L’ultime symphonie
Lundi 13 mars 2017, par Catherine Sokolowski
Dans un hôtel de province, ultime rencontre après une séparation. Cela fait trois ans qu’ils ne se
sont plus vus. Ils essayent de comprendre, lui aimerait reprendre. Elle sait que ce n’est pas
possible. Anne-Marie Roche (Catherine Salée) et Michel Nollet (Yoann Blanc), “35 ans ou plus”,
ont été très amoureux. Leur histoire pourrait être celle de n’importe qui : une union qui fonctionnait,
mais dans certaines conditions. A l’hôtel, ils s’aimaient, plus tard dans la maison qu’ils avaient
acquise, ce n’était plus la même chose. Les deux acteurs de “La trêve” se retrouvent sur la scène
d’un théâtre, endossant des costumes diamétralement opposés à ceux qu’ils avaient revêtus pour
la série. Brillants à l’écran, éblouissants sur les planches.
Comme pour “L’amant”, prix Goncourt en 1984, qui sera réécrit en 1991 sous le titre “L’amant de la
Chine du nord”, Marguerite Duras, achève “La Musica”, vingt ans plus tard sous le titre “La Musica
Deuxième”, en 1985. Dans les deux cas, l’analyse est peaufinée. Les histoires d’amour paraissent
simples mais elles ne le sont pas. La mise en scène de cette pièce non plus. Les mots sont
importants, essentiels, comme la langue, les phrases, leur rythme. La mise en scène de
Guillemette Laurent intègre subtilement ces ingrédients. D’une simple lecture au départ, les
éléments évoluent. La lumière, qui devient plus intime, l’espace qui s’agrandit, le son, amplifié par
des micros. Michel se met à danser.
Les spectateurs interprètent le 3ième rôle de la pièce, c’est à eux que l’on s’adresse. A moins qu’ils
ne soient chef d’orchestre de cette élégante partition. Car c’est un peu de cela qu’il s’agit : de
musique, comme souvent chez Marguerite Duras. Parfois, surtout dans la première partie, les
acteurs citent les didascalies et se vouvoient. Ensuite, les échanges deviennent plus intimes. Elle
fréquentait les bars, il voyait cela comme une félonie mais elle en avait besoin. “Elle a voulu mourir
quand il a demandé le divorce”.
Trois ans ont passé.

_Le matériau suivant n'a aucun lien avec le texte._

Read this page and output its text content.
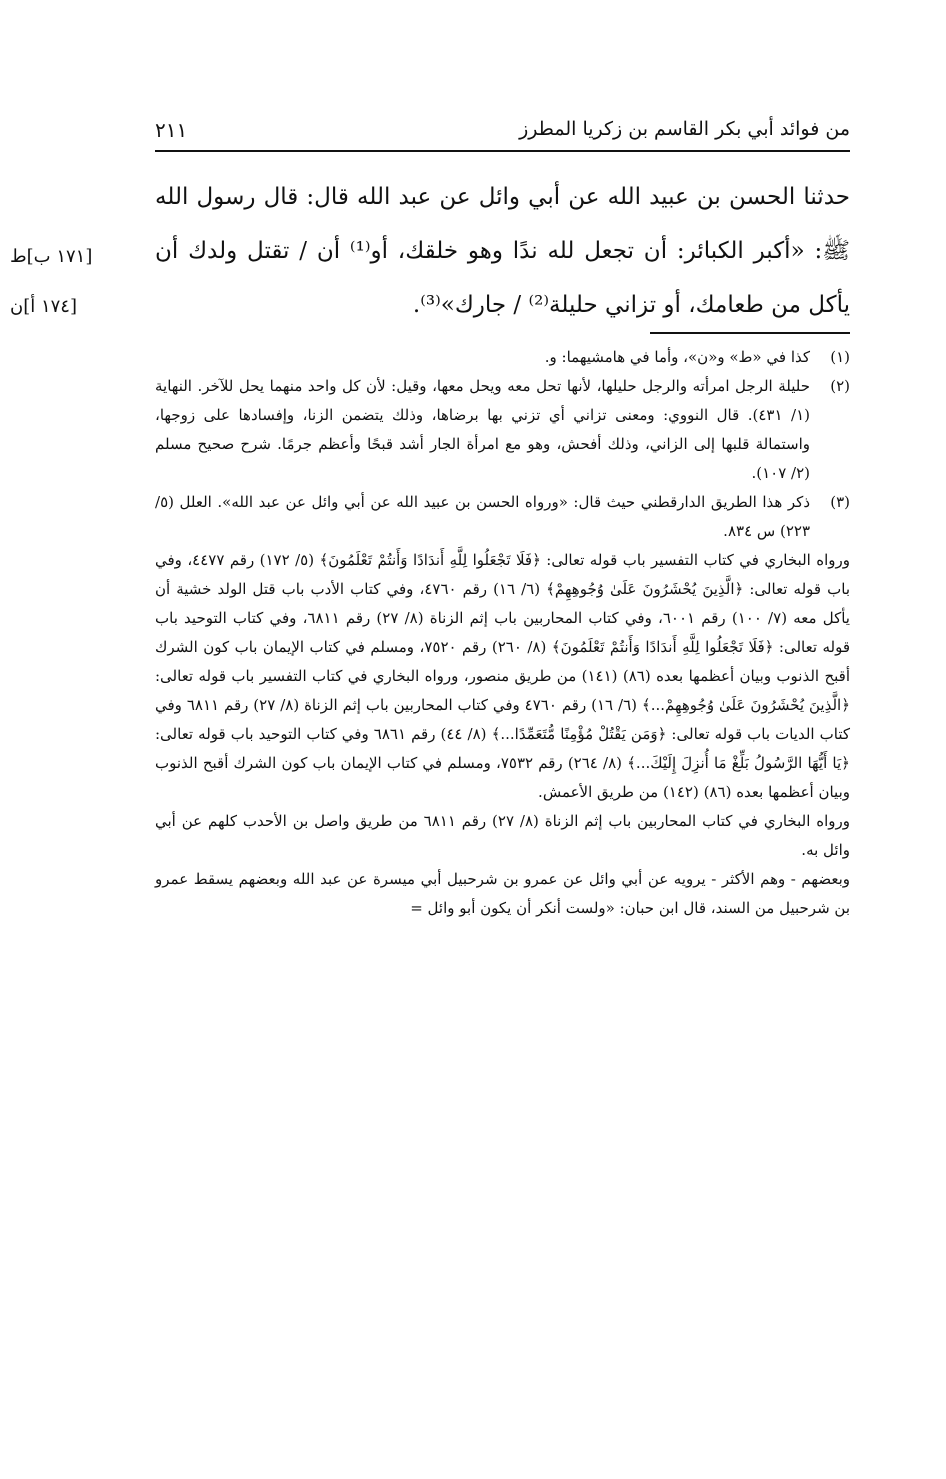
من فوائد أبي بكر القاسم بن زكريا المطرز
٢١١

حدثنا الحسن بن عبيد الله عن أبي وائل عن عبد الله قال: قال رسول الله ﷺ: «أكبر الكبائر: أن تجعل لله ندًا وهو خلقك، أو⁽¹⁾ أن / تقتل ولدك أن يأكل من طعامك، أو تزاني حليلة⁽²⁾ / جارك»⁽³⁾.

[١٧١ ب]ط
[١٧٤ أ]ن
(١)
كذا في «ط» و«ن»، وأما في هامشيهما: و.
(٢)
حليلة الرجل امرأته والرجل حليلها، لأنها تحل معه ويحل معها، وقيل: لأن كل واحد منهما يحل للآخر. النهاية (١/ ٤٣١). قال النووي: ومعنى تزاني أي تزني بها برضاها، وذلك يتضمن الزنا، وإفسادها على زوجها، واستمالة قلبها إلى الزاني، وذلك أفحش، وهو مع امرأة الجار أشد قبحًا وأعظم جرمًا. شرح صحيح مسلم (٢/ ١٠٧).
(٣)
ذكر هذا الطريق الدارقطني حيث قال: «ورواه الحسن بن عبيد الله عن أبي وائل عن عبد الله». العلل (٥/ ٢٢٣) س ٨٣٤.

ورواه البخاري في كتاب التفسير باب قوله تعالى: ﴿فَلَا تَجْعَلُوا لِلَّهِ أَندَادًا وَأَنتُمْ تَعْلَمُونَ﴾ (٥/ ١٧٢) رقم ٤٤٧٧، وفي باب قوله تعالى: ﴿الَّذِينَ يُحْشَرُونَ عَلَىٰ وُجُوهِهِمْ﴾ (٦/ ١٦) رقم ٤٧٦٠، وفي كتاب الأدب باب قتل الولد خشية أن يأكل معه (٧/ ١٠٠) رقم ٦٠٠١، وفي كتاب المحاربين باب إثم الزناة (٨/ ٢٧) رقم ٦٨١١، وفي كتاب التوحيد باب قوله تعالى: ﴿فَلَا تَجْعَلُوا لِلَّهِ أَندَادًا وَأَنتُمْ تَعْلَمُونَ﴾ (٨/ ٢٦٠) رقم ٧٥٢٠، ومسلم في كتاب الإيمان باب كون الشرك أقبح الذنوب وبيان أعظمها بعده (٨٦) (١٤١) من طريق منصور، ورواه البخاري في كتاب التفسير باب قوله تعالى: ﴿الَّذِينَ يُحْشَرُونَ عَلَىٰ وُجُوهِهِمْ...﴾ (٦/ ١٦) رقم ٤٧٦٠ وفي كتاب المحاربين باب إثم الزناة (٨/ ٢٧) رقم ٦٨١١ وفي كتاب الديات باب قوله تعالى: ﴿وَمَن يَقْتُلْ مُؤْمِنًا مُّتَعَمِّدًا...﴾ (٨/ ٤٤) رقم ٦٨٦١ وفي كتاب التوحيد باب قوله تعالى: ﴿يَا أَيُّهَا الرَّسُولُ بَلِّغْ مَا أُنزِلَ إِلَيْكَ...﴾ (٨/ ٢٦٤) رقم ٧٥٣٢، ومسلم في كتاب الإيمان باب كون الشرك أقبح الذنوب وبيان أعظمها بعده (٨٦) (١٤٢) من طريق الأعمش.

ورواه البخاري في كتاب المحاربين باب إثم الزناة (٨/ ٢٧) رقم ٦٨١١ من طريق واصل بن الأحدب كلهم عن أبي وائل به.

وبعضهم - وهم الأكثر - يرويه عن أبي وائل عن عمرو بن شرحبيل أبي ميسرة عن عبد الله وبعضهم يسقط عمرو بن شرحبيل من السند، قال ابن حبان: «ولست أنكر أن يكون أبو وائل =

Anne-Marie se remarie au mois d’août et ira vivre en Amérique, lui, également
en couple, semble plus indécis. Force et finesse, profondeur et humour, rythme et élégance, le
texte coule comme les larmes qu’il suggère. Avec une conclusion, qui s’impose : “Nous allons
aimer moins maintenant les autres gens”. Et nous, encore un peu plus, le théâtre. A ne pas
manquer.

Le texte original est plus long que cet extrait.